Fig. 6. Imaging of ONOO⁻ accumulation after MCAO in the brain parenchyma. (a) Cerebral imaging and analysis. After B545b administration, the mice were treated with MCAO for 0.5 or 1 h. The whole brains were scanned using a Maestro in vivo imaging system with a 480 nm excitation wavelength and a 560 nm filter. (b) Immunofluorescence staining of FasL (green) and DAPI (blue) in the brain after B545b injection and MCAO treatment.
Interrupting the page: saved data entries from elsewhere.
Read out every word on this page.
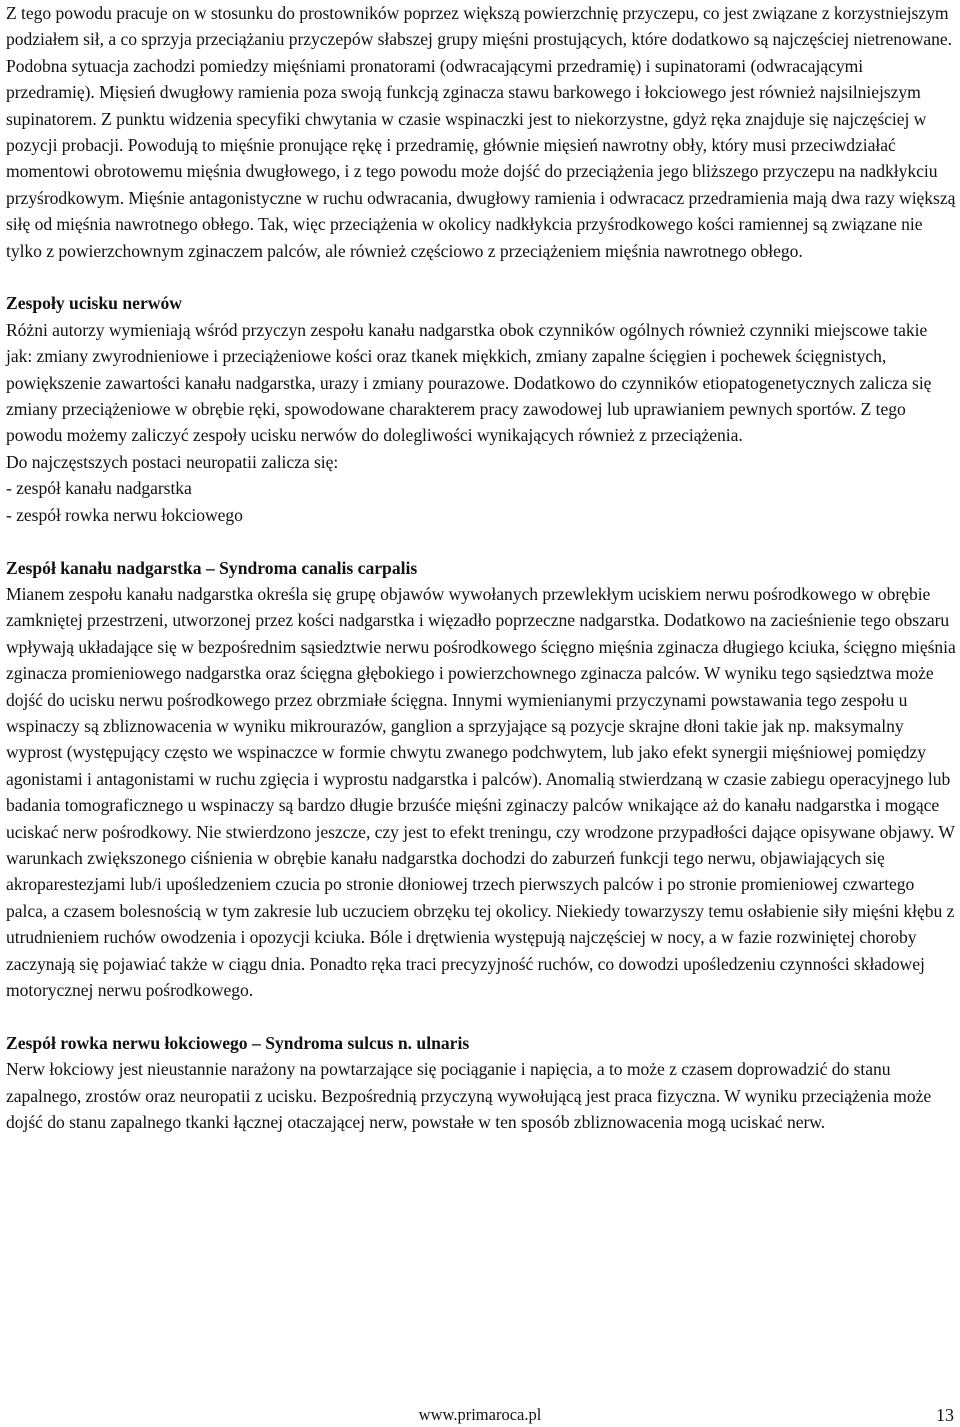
Z tego powodu pracuje on w stosunku do prostowników poprzez większą powierzchnię przyczepu, co jest związane z korzystniejszym podziałem sił, a co sprzyja przeciążaniu przyczepów słabszej grupy mięśni prostujących, które dodatkowo są najczęściej nietrenowane.

Podobna sytuacja zachodzi pomiedzy mięśniami pronatorami (odwracającymi przedramię) i supinatorami (odwracającymi przedramię). Mięsień dwugłowy ramienia poza swoją funkcją zginacza stawu barkowego i łokciowego jest również najsilniejszym supinatorem. Z punktu widzenia specyfiki chwytania w czasie wspinaczki jest to niekorzystne, gdyż ręka znajduje się najczęściej w pozycji probacji. Powodują to mięśnie pronujące rękę i przedramię, głównie mięsień nawrotny obły, który musi przeciwdziałać momentowi obrotowemu mięśnia dwugłowego, i z tego powodu może dojść do przeciążenia jego bliższego przyczepu na nadkłykciu przyśrodkowym. Mięśnie antagonistyczne w ruchu odwracania, dwugłowy ramienia i odwracacz przedramienia mają dwa razy większą siłę od mięśnia nawrotnego obłego. Tak, więc przeciążenia w okolicy nadkłykcia przyśrodkowego kości ramiennej są związane nie tylko z powierzchownym zginaczem palców, ale również częściowo z przeciążeniem mięśnia nawrotnego obłego.

Zespoły ucisku nerwów

Różni autorzy wymieniają wśród przyczyn zespołu kanału nadgarstka obok czynników ogólnych również czynniki miejscowe takie jak: zmiany zwyrodnieniowe i przeciążeniowe kości oraz tkanek miękkich, zmiany zapalne ścięgien i pochewek ścięgnistych, powiększenie zawartości kanału nadgarstka, urazy i zmiany pourazowe. Dodatkowo do czynników etiopatogenetycznych zalicza się zmiany przeciążeniowe w obrębie ręki, spowodowane charakterem pracy zawodowej lub uprawianiem pewnych sportów. Z tego powodu możemy zaliczyć zespoły ucisku nerwów do dolegliwości wynikających również z przeciążenia.

Do najczęstszych postaci neuropatii zalicza się:

- zespół kanału nadgarstka

- zespół rowka nerwu łokciowego

Zespół kanału nadgarstka – Syndroma canalis carpalis

Mianem zespołu kanału nadgarstka określa się grupę objawów wywołanych przewlekłym uciskiem nerwu pośrodkowego w obrębie zamkniętej przestrzeni, utworzonej przez kości nadgarstka i więzadło poprzeczne nadgarstka. Dodatkowo na zacieśnienie tego obszaru wpływają układające się w bezpośrednim sąsiedztwie nerwu pośrodkowego ścięgno mięśnia zginacza długiego kciuka, ścięgno mięśnia zginacza promieniowego nadgarstka oraz ścięgna głębokiego i powierzchownego zginacza palców. W wyniku tego sąsiedztwa może dojść do ucisku nerwu pośrodkowego przez obrzmiałe ścięgna. Innymi wymienianymi przyczynami powstawania tego zespołu u wspinaczy są zbliznowacenia w wyniku mikrourazów, ganglion a sprzyjające są pozycje skrajne dłoni takie jak np. maksymalny wyprost (występujący często we wspinaczce w formie chwytu zwanego podchwytem, lub jako efekt synergii mięśniowej pomiędzy agonistami i antagonistami w ruchu zgięcia i wyprostu nadgarstka i palców). Anomalią stwierdzaną w czasie zabiegu operacyjnego lub badania tomograficznego u wspinaczy są bardzo długie brzuśće mięśni zginaczy palców wnikające aż do kanału nadgarstka i mogące uciskać nerw pośrodkowy. Nie stwierdzono jeszcze, czy jest to efekt treningu, czy wrodzone przypadłości dające opisywane objawy. W warunkach zwiększonego ciśnienia w obrębie kanału nadgarstka dochodzi do zaburzeń funkcji tego nerwu, objawiających się akroparestezjami lub/i upośledzeniem czucia po stronie dłoniowej trzech pierwszych palców i po stronie promieniowej czwartego palca, a czasem bolesnością w tym zakresie lub uczuciem obrzęku tej okolicy. Niekiedy towarzyszy temu osłabienie siły mięśni kłębu z utrudnieniem ruchów owodzenia i opozycji kciuka. Bóle i drętwienia występują najczęściej w nocy, a w fazie rozwiniętej choroby zaczynają się pojawiać także w ciągu dnia. Ponadto ręka traci precyzyjność ruchów, co dowodzi upośledzeniu czynności składowej motorycznej nerwu pośrodkowego.

Zespół rowka nerwu łokciowego – Syndroma sulcus n. ulnaris

Nerw łokciowy jest nieustannie narażony na powtarzające się pociąganie i napięcia, a to może z czasem doprowadzić do stanu zapalnego, zrostów oraz neuropatii z ucisku. Bezpośrednią przyczyną wywołującą jest praca fizyczna. W wyniku przeciążenia może dojść do stanu zapalnego tkanki łącznej otaczającej nerw, powstałe w ten sposób zbliznowacenia mogą uciskać nerw.

www.primaroca.pl	13
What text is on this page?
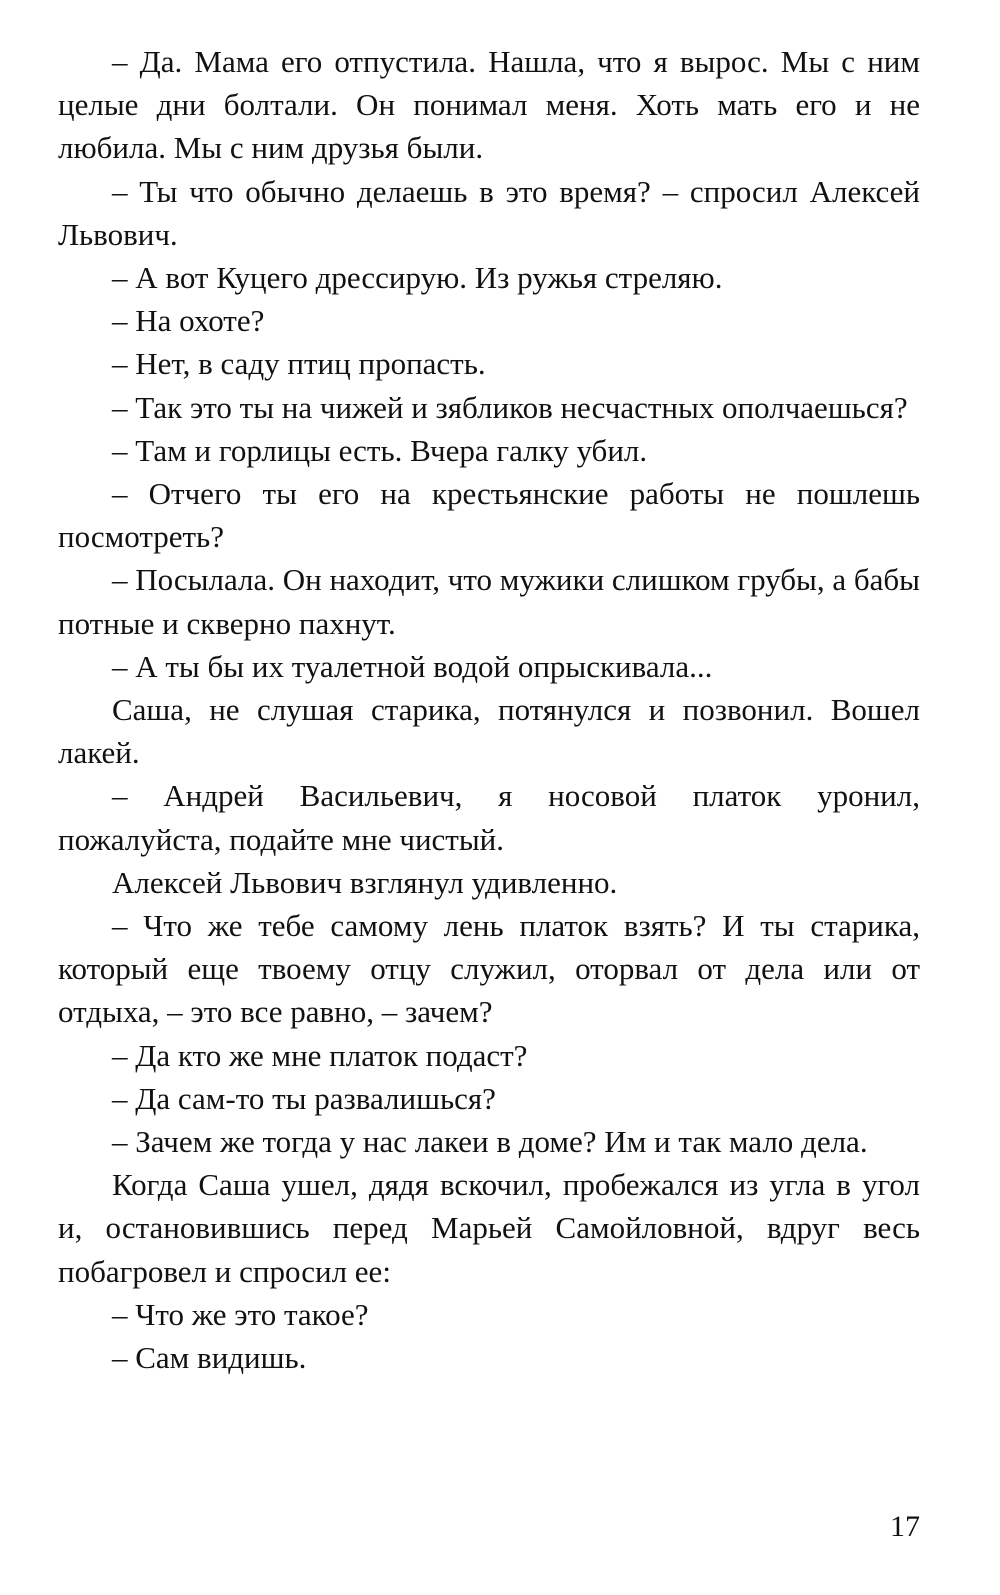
– Да. Мама его отпустила. Нашла, что я вырос. Мы с ним целые дни болтали. Он понимал меня. Хоть мать его и не любила. Мы с ним друзья были.

– Ты что обычно делаешь в это время? – спросил Алексей Львович.

– А вот Куцего дрессирую. Из ружья стреляю.

– На охоте?

– Нет, в саду птиц пропасть.

– Так это ты на чижей и зябликов несчастных ополчаешься?

– Там и горлицы есть. Вчера галку убил.

– Отчего ты его на крестьянские работы не пошлешь посмотреть?

– Посылала. Он находит, что мужики слишком грубы, а бабы потные и скверно пахнут.

– А ты бы их туалетной водой опрыскивала...

Саша, не слушая старика, потянулся и позвонил. Вошел лакей.

– Андрей Васильевич, я носовой платок уронил, пожалуйста, подайте мне чистый.

Алексей Львович взглянул удивленно.

– Что же тебе самому лень платок взять? И ты старика, который еще твоему отцу служил, оторвал от дела или от отдыха, – это все равно, – зачем?

– Да кто же мне платок подаст?

– Да сам-то ты развалишься?

– Зачем же тогда у нас лакеи в доме? Им и так мало дела.

Когда Саша ушел, дядя вскочил, пробежался из угла в угол и, остановившись перед Марьей Самойловной, вдруг весь побагровел и спросил ее:

– Что же это такое?

– Сам видишь.

17
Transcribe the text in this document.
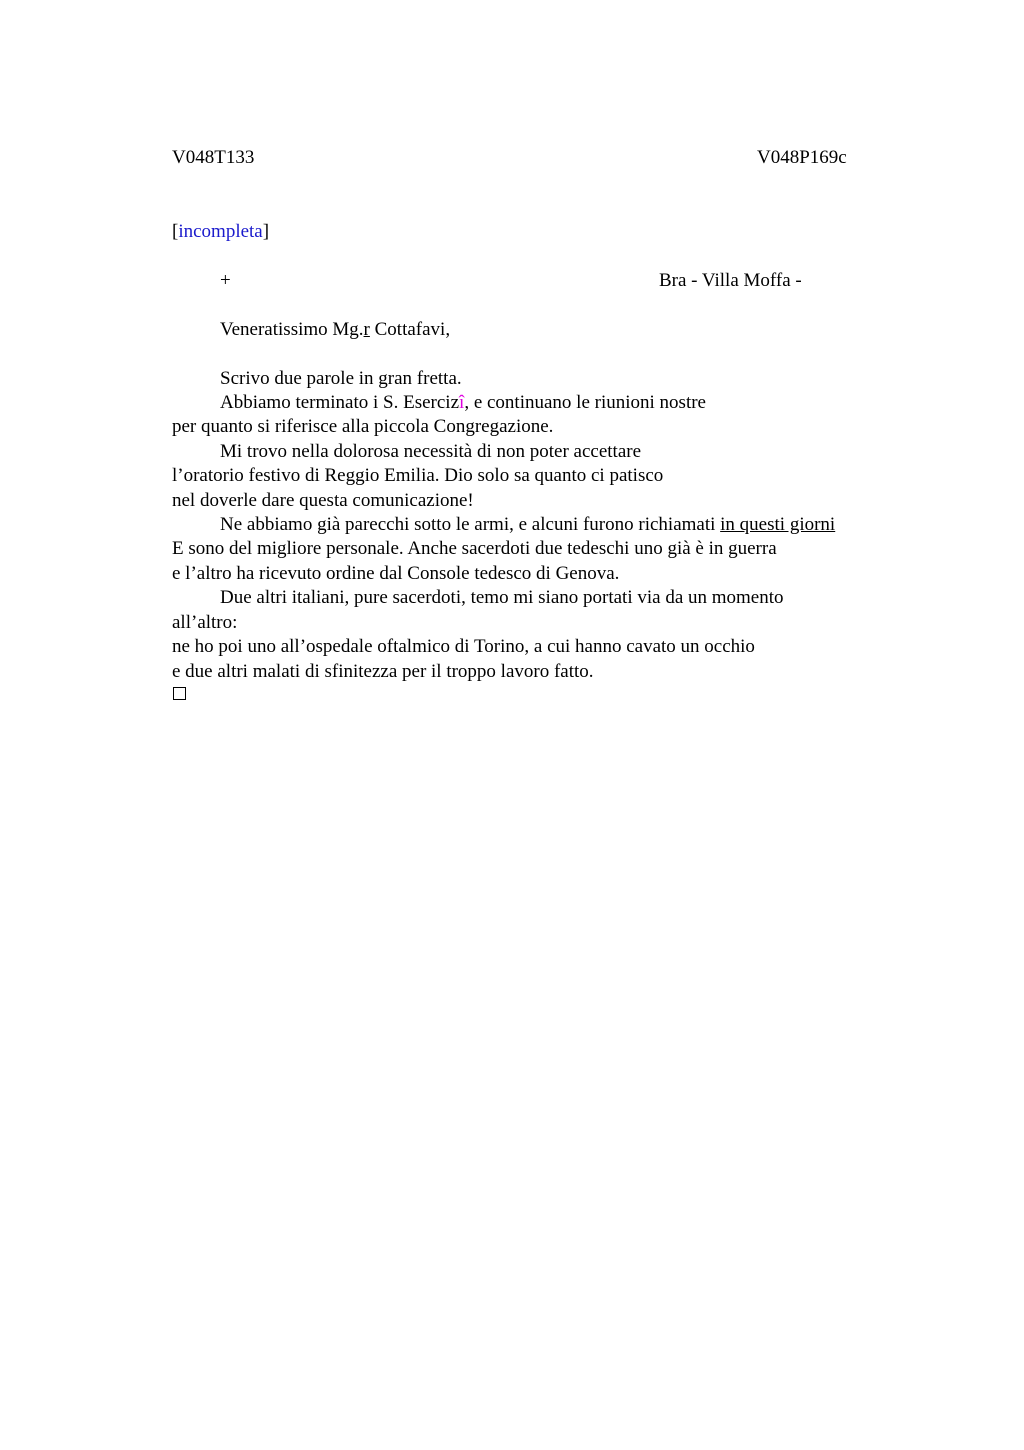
V048T133	V048P169c
[incompleta]
+	Bra - Villa Moffa -
Veneratissimo Mg.r Cottafavi,
Scrivo due parole in gran fretta.
Abbiamo terminato i S. Esercizî, e continuano le riunioni nostre
per quanto si riferisce alla piccola Congregazione.
Mi trovo nella dolorosa necessità di non poter accettare
l’oratorio festivo di Reggio Emilia. Dio solo sa quanto ci patisco
nel doverle dare questa comunicazione!
Ne abbiamo già parecchi sotto le armi, e alcuni furono richiamati in questi giorni
E sono del migliore personale. Anche sacerdoti due tedeschi uno già è in guerra
e l’altro ha ricevuto ordine dal Console tedesco di Genova.
Due altri italiani, pure sacerdoti, temo mi siano portati via da un momento
all’altro:
ne ho poi uno all’ospedale oftalmico di Torino, a cui hanno cavato un occhio
e due altri malati di sfinitezza per il troppo lavoro fatto.
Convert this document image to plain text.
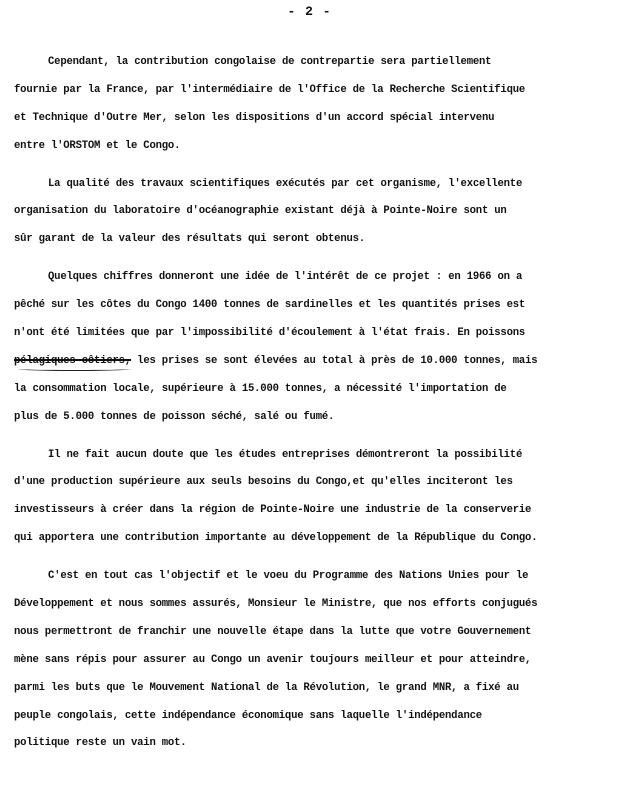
- 2 -
Cependant, la contribution congolaise de contrepartie sera partiellement
fournie par la France, par l'intermédiaire de l'Office de la Recherche Scientifique
et Technique d'Outre Mer, selon les dispositions d'un accord spécial intervenu
entre l'ORSTOM et le Congo.
La qualité des travaux scientifiques exécutés par cet organisme, l'excellente
organisation du laboratoire d'océanographie existant déjà à Pointe-Noire sont un
sûr garant de la valeur des résultats qui seront obtenus.
Quelques chiffres donneront une idée de l'intérêt de ce projet : en 1966 on a
pêché sur les côtes du Congo 1400 tonnes de sardinelles et les quantités prises est
n'ont été limitées que par l'impossibilité d'écoulement à l'état frais. En poissons
pélagiques côtiers, les prises se sont élevées au total à près de 10.000 tonnes, mais
la consommation locale, supérieure à 15.000 tonnes, a nécessité l'importation de
plus de 5.000 tonnes de poisson séché, salé ou fumé.
Il ne fait aucun doute que les études entreprises démontreront la possibilité
d'une production supérieure aux seuls besoins du Congo,et qu'elles inciteront les
investisseurs à créer dans la région de Pointe-Noire une industrie de la conserverie
qui apportera une contribution importante au développement de la République du Congo.
C'est en tout cas l'objectif et le voeu du Programme des Nations Unies pour le
Développement et nous sommes assurés, Monsieur le Ministre, que nos efforts conjugués
nous permettront de franchir une nouvelle étape dans la lutte que votre Gouvernement
mène sans répis pour assurer au Congo un avenir toujours meilleur et pour atteindre,
parmi les buts que le Mouvement National de la Révolution, le grand MNR, a fixé au
peuple congolais, cette indépendance économique sans laquelle l'indépendance
politique reste un vain mot.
Scale bar = 50 μm. (c) Confocal imaging of brain slices with the B545b signal (red) and DAPI (blue). B545b fluorescence was collected at 500–540 nm with λ_ex 488 nm. B545b fluorescence significantly increased 0.5 h after MCAO in the ischemic brain. The white dotted lines show the brain sections and the yellow dotted lines show the ischemic region of brain. Scale bar = 1 mm. (d) Nissl staining with the whole brain sections. Scale bar = 1 mm.